Maurice Ravel est né en 1875 et reste aujourd’hui l’un des plus grands compositeurs français. En 1928, il compose la plus grande musique de ballet pour orchestre : « Le Boléro ». Connu de tous, cet air a été composé à Montfort-l’Amaury : retour sur l’histoire d’un compositeur discret. 

Maurice Ravel : concertos à Montfort-L’Amaury © Wikimédia

Aujourd’hui le musicien le plus joué dans le monde, Maurice Ravel fut, avec son aîné, Claude Debussy, la figure la plus influente de la musique française de son époque et le principal représentant du courant impressionniste. Son oeuvre est le fruit d’un héritage complexe s’étendant de Rameau et Couperin aux musiciens de jazz, avec une forte imprégnation de musique espagnole.

Né à Ciboure, près de Saint-Jean-de-Luz, le 7 mars 1875, d’un père ingénieur et mélomane et d’une mère descendante d’une vieille famille espagnole, Maurice Ravel entre au Conservatoire de Paris en 1889. Il y reçoit notamment, en 1897, les cours de composition de Gabriel Fauré qui diagnostique très vite chez lui une personnalité affirmée et un esprit musical très indépendant. Les deux musiciens se voueront toute leur vie une estime réciproque. Cependant ses premières créations, ainsi que son admiration pour des musiciens comme Chabrier et Eric Satie, suscitent bien des querelles et lui valent d’être recalé cinq fois aux Prix de Rome.

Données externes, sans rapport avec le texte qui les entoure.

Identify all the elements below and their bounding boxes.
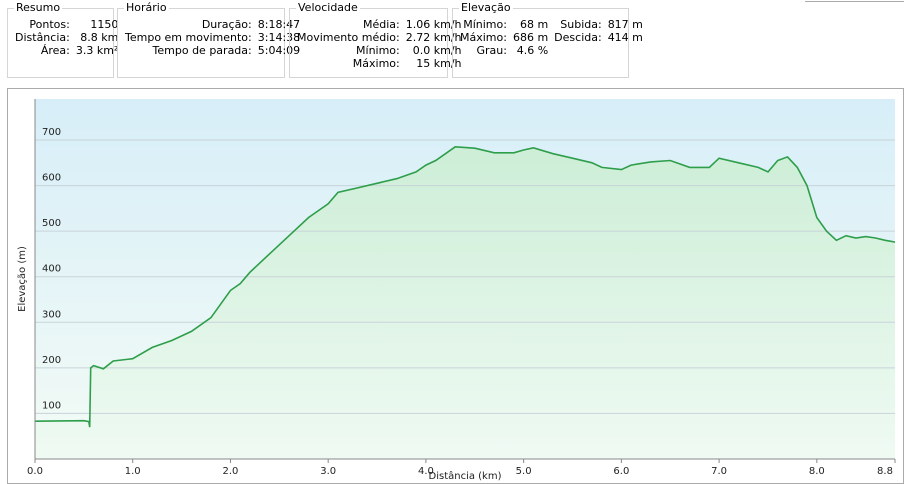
y-tick-label: 600 xyxy=(42,173,61,184)
stat-value: 686 m xyxy=(512,31,549,44)
x-tick-label: 0.0 xyxy=(27,466,43,477)
separator xyxy=(805,1,904,2)
stat-label: Subida: xyxy=(560,18,602,31)
stats-row: Grau: 4.6 % xyxy=(457,44,646,57)
stat-value: 414 m xyxy=(607,31,643,44)
y-tick-label: 500 xyxy=(42,218,61,229)
stat-label: Máximo: xyxy=(460,31,507,44)
elevation-line xyxy=(34,145,896,428)
stats-row: Pontos: 1150 xyxy=(12,18,121,31)
stat-value: 68 m xyxy=(519,18,549,31)
x-tick-label: 6.0 xyxy=(613,466,629,477)
stat-value: 2.72 km/h xyxy=(405,31,462,44)
time-panel: Horário Duração: 8:18:47 Tempo em movimento… xyxy=(117,1,300,78)
panel-title: Horário xyxy=(124,1,169,14)
stat-value: 8.8 km xyxy=(80,31,119,44)
stats-row: Duração: 8:18:47 xyxy=(122,18,303,31)
stat-value: 817 m xyxy=(607,18,643,31)
x-tick-label: 8.0 xyxy=(809,466,825,477)
x-tick-label: 5.0 xyxy=(516,466,532,477)
y-tick-label: 200 xyxy=(42,355,61,366)
stats-row: Distância: 8.8 km xyxy=(12,31,121,44)
stat-label: Mínimo: xyxy=(463,18,507,31)
stats-table: Duração: 8:18:47 Tempo em movimento: 3:14:3… xyxy=(122,18,303,57)
chart: 100 200 300 400 500 600 700 0.0 1.0 2.0 3.0 4.0 5.0 6… xyxy=(17,99,896,482)
panel-title: Velocidade xyxy=(296,1,360,14)
panel-title: Elevação xyxy=(459,1,513,14)
stat-value: 1150 xyxy=(90,18,119,31)
stat-label: Movimento médio: xyxy=(297,31,400,44)
x-axis-label: Distância (km) xyxy=(429,470,502,482)
stat-label: Máximo: xyxy=(352,57,400,70)
x-tick-label: 8.8 xyxy=(877,466,893,477)
stats-table: Pontos: 1150 Distância: 8.8 km Área: 3.3 km² xyxy=(12,18,121,57)
summary-panel: Resumo Pontos: 1150 Distância: 8.8 km Área: 3.… xyxy=(7,1,118,78)
stat-label: Descida: xyxy=(554,31,602,44)
stat-label: Média: xyxy=(363,18,400,31)
stats-row: Movimento médio: 2.72 km/h xyxy=(294,31,465,44)
x-tick-label: 7.0 xyxy=(711,466,727,477)
panel-title: Resumo xyxy=(14,1,63,14)
y-tick-label: 400 xyxy=(42,264,61,275)
x-tick-label: 2.0 xyxy=(223,466,239,477)
stat-label: Área: xyxy=(40,44,70,57)
stats-row: Tempo em movimento: 3:14:38 xyxy=(122,31,303,44)
y-axis-label: Elevação (m) xyxy=(17,246,28,312)
stats-row: Mínimo: 0.0 km/h xyxy=(294,44,465,57)
stat-label: Tempo de parada: xyxy=(152,44,252,57)
y-tick-label: 300 xyxy=(42,309,61,320)
stat-value: 0.0 km/h xyxy=(412,44,462,57)
stats-table: Média: 1.06 km/h Movimento médio: 2.72 km/h… xyxy=(294,18,465,70)
y-tick-label: 100 xyxy=(42,400,61,411)
x-tick-label: 1.0 xyxy=(125,466,141,477)
chart-frame: 100 200 300 400 500 600 700 0.0 1.0 2.0 3.0 4.0 5.0 6… xyxy=(7,88,904,484)
elevation-panel: Elevação Mínimo: 68 m Subida: 817 m Máximo: 68… xyxy=(452,1,643,78)
stats-row: Tempo de parada: 5:04:09 xyxy=(122,44,303,57)
y-tick-label: 700 xyxy=(42,127,61,138)
stat-label: Distância: xyxy=(15,31,70,44)
speed-panel: Velocidade Média: 1.06 km/h Movimento médio… xyxy=(289,1,462,78)
stats-row: Área: 3.3 km² xyxy=(12,44,121,57)
stats-row: Mínimo: 68 m Subida: 817 m xyxy=(457,18,646,31)
stat-label: Grau: xyxy=(476,44,507,57)
stats-row: Máximo: 15 km/h xyxy=(294,57,465,70)
stat-label: Duração: xyxy=(201,18,252,31)
area-fill xyxy=(35,146,895,460)
stat-label: Tempo em movimento: xyxy=(125,31,252,44)
stats-row: Média: 1.06 km/h xyxy=(294,18,465,31)
x-tick-label: 4.0 xyxy=(418,466,434,477)
x-tick-label: 3.0 xyxy=(320,466,336,477)
stats-row: Máximo: 686 m Descida: 414 m xyxy=(457,31,646,44)
stat-value: 3.3 km² xyxy=(75,44,119,57)
stat-value: 15 km/h xyxy=(416,57,462,70)
stat-value: 1.06 km/h xyxy=(405,18,462,31)
stat-label: Pontos: xyxy=(29,18,70,31)
stat-value: 4.6 % xyxy=(516,44,549,57)
stats-table: Mínimo: 68 m Subida: 817 m Máximo: 686 m Desci… xyxy=(457,18,646,57)
stat-label: Mínimo: xyxy=(356,44,400,57)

Sa période la plus féconde s’étend de 1901 à 1908, durant laquelle il écrit notamment de nombreuses pièces pour piano. En 1927, Ravel est, avec Stravinsky, l’une des personnalités musicales les plus reconnues de son époque et il inaugure la Salle Pleyel en dirigeant lui-même « La Valse ». Après une tournée aux États-Unis où il connaît un véritable triomphe, il rentre à Montfort-l’Amaury où il compose « Le Boléro », et, en 1932, à quelques jours d’intervalle, ses deux derniers grands chefs-d’oeuvre : « Le Concerto pour la main gauche » et « Le Concerto en sol » d’inspirations totalement différentes. Atteint d’une grave maladie neurologique, il s’éteint à Paris le 28 décembre 1937.

Le Belvédère

Maurice Ravel : Concertos à Monfort-l’Amaury © CD78/N.DUPREY

En 1921, il acquiert « une bicoque à trente kilomètres de Paris », le Belvédère à Montfort-l’Amaury, où il reçoit un cénacle artistique : l’écrivain Léon-Paul Fargue, les compositeurs Arthur Honegger, Jacques Ibert, Florent Schmitt et Germaine Tailleferre, les interprètes Marguerite Long, Hélène Jourdan-Morange et Robert Casadesus et les deux fidèles Roland Manuel et Manuel Rosenthal.

La maison de Maurice Ravel est devenue un musée dédié à l’artiste et est classé « Maisons des Illustres ». Nous pouvons déambuler entre les bibelots que le musicien collectionnait : ses inspirations étaient multiples et cette maison a gardé l’âme du compositeur entre ses murs.